Vous avez quatre heures.
Le voyage n’a de sens que parce qu’il est partagé. Jt’en ficherais du partage.
À propos de partage, tout le monde dans le train, à l’envers à l’endroit s’empresse de plonger soit dans sa lecture, soit dans sa tablette, son PC, son I pod, ce n’est qu’une question de génération. Moi, non pas Moix, j’ai penché pour la musique et j’écoute à m’en faire péter les oreilles : les Doors, Eminem, Rodrigo Y Gabriela… juste pour mieux imaginer ma voisine de rêve, intelligente, souriante, charmante, cultivée et pulpeuse à la fois. Notons que ces musiques ne collent pas du tout aux paysages en marche arrière…
Le plus insupportable, c’est quand la proximité du paysage est trop forte quand tu es en marche arrière. Les arbres et autres détails défilent si vite dans ce sens-là que tous se mélange en un rien indicible. Je passe sous silence les traversées de zones industrielles, les graffitis sur les murs que t’arrives encore moins à lire que dans le sens de la marche, même les dessins n’ont plus de sens à 0,350 Mach. Oui le train roule à 0,350 Mach, c’est-à-dire à zéro virgule trois mille cinq cent kilomètre heure et tu prends à peu près 0,3 g dans la tête à chaque fois que tu voyages en TGV. Alors, un g à l’envers, ça fait quoi ?
Mais avant de monter dans le train, à l’envers ou pas, il y a des rituels auxquels il faut se soumettre. Passer au relais Presse en fait partie. Je n’imagine pas un instant voyager au long cours sans quelques magazines intellectuels ou pas. Le choix des magazines qui vont accompagner le voyage, (Lui, FHM, le Monde, les Echos, pourquoi pas fluide glacial) est primordial.

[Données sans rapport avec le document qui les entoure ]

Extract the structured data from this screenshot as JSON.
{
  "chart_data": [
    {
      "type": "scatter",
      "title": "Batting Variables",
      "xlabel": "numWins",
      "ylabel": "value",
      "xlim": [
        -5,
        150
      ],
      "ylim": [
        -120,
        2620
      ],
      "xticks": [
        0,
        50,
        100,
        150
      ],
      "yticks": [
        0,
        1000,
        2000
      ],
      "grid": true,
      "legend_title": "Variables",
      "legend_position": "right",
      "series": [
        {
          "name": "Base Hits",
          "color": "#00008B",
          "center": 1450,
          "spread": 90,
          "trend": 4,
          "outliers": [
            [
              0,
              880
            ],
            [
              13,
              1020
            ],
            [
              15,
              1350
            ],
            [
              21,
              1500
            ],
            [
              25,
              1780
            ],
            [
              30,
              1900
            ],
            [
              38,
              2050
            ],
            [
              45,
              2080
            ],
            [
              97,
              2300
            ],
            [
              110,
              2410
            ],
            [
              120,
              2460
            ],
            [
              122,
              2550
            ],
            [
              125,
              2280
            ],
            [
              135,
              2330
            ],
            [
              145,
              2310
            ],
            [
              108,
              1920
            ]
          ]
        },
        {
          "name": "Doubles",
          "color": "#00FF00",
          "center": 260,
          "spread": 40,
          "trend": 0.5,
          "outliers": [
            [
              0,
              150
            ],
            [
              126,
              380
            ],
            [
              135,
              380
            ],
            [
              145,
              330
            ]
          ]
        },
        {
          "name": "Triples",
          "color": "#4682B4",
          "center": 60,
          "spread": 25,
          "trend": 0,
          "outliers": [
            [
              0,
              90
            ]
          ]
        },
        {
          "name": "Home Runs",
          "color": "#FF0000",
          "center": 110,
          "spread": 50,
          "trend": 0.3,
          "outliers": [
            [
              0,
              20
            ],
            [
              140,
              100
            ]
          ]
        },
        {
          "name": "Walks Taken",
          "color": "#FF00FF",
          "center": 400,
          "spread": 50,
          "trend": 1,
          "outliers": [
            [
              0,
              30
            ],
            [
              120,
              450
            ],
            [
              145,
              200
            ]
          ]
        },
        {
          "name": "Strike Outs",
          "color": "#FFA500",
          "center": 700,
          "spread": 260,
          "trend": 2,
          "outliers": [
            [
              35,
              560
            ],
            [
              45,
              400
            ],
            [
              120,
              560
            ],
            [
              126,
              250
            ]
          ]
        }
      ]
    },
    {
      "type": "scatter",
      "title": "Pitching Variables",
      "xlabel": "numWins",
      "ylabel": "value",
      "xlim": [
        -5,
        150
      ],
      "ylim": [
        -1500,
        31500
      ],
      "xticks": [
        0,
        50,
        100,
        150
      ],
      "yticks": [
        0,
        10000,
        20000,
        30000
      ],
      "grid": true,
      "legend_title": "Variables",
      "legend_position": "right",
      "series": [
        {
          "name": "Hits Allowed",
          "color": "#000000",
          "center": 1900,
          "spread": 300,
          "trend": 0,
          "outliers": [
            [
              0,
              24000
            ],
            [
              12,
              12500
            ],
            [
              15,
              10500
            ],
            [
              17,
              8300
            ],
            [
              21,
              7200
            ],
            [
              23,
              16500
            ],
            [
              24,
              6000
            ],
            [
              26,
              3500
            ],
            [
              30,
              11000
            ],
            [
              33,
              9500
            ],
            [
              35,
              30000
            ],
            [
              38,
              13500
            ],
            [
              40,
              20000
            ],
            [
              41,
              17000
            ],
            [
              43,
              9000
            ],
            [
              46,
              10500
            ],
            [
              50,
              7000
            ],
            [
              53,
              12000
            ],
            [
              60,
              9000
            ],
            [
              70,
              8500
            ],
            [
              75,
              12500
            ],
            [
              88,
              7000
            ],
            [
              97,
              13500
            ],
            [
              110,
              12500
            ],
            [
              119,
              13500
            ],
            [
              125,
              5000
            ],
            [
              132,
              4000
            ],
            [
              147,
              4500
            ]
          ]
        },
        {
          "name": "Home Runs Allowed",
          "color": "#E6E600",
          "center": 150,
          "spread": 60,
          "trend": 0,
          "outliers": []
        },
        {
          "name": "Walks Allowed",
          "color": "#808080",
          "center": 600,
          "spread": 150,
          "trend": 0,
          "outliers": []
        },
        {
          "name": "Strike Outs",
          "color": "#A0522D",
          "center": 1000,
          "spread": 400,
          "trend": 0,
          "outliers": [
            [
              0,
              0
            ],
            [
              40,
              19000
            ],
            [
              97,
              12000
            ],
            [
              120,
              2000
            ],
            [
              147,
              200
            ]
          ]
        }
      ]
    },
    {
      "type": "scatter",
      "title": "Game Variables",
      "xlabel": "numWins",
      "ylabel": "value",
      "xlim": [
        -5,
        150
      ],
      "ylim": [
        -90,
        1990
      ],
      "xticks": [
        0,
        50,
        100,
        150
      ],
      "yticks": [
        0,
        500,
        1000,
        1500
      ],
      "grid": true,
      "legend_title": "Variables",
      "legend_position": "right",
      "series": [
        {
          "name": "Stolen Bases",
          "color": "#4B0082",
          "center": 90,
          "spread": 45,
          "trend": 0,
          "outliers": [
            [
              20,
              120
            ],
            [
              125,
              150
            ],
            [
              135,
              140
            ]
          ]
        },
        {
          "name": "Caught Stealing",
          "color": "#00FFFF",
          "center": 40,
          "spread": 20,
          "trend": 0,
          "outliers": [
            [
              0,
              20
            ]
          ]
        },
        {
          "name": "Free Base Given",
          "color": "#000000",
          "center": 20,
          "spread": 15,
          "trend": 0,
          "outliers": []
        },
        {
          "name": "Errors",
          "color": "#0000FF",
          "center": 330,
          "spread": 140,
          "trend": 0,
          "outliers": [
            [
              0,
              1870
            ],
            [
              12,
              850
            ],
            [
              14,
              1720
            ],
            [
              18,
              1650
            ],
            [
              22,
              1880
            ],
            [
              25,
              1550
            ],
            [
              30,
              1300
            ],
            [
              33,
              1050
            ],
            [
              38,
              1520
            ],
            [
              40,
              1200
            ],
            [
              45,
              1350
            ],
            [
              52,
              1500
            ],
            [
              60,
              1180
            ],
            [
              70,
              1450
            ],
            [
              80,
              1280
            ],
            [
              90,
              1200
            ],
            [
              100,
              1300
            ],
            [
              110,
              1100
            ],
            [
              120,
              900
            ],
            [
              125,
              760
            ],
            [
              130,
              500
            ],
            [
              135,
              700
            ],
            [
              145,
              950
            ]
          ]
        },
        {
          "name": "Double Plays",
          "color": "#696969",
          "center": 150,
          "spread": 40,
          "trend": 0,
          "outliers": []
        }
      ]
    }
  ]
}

Quand je sors mes mags préférés, Lui FHM… je subis d’entrée de jeu le regard un peu traviole de la voisine d’en face, pas du tout intelligente, souriante, charmante, cultivés et pulpeux, plutôt du genre prof d’allemand à la retraite, tu vois bien le genre. Remarque, la une de FHM déchire un peu : « dragues et nouvelles technologies » ; en couverture de Lui, évidemment un symbole de la féminité nue, de dos, il s’agit de Kate Moss. En titre ce n’est pas mieux : « la prostitution des hommes » nouvelle mode, ils disent même, je cite ouvrez les guillemets : « La prostitution masculine n’est pas identitaire contrairement à celle des femmes. Cette absence de stigmatisation facilite la vie de ces « escort masculin » puisque cela ne nuit pas à leur estime d’eux-mêmes, c’est plutôt le contraire : être payés et désirés par des femmes surtout si elles sont très riches et belles, c’est plutôt valorisant ». Une vie parallèle. En plus ça rapporte du blé, tout au black, en ces temps d’apoplexie fiscale, faut voir…
C’est malin, maintenant que j’ai écrit ce texte à l’envers dans le train, j’ai envie de vomir.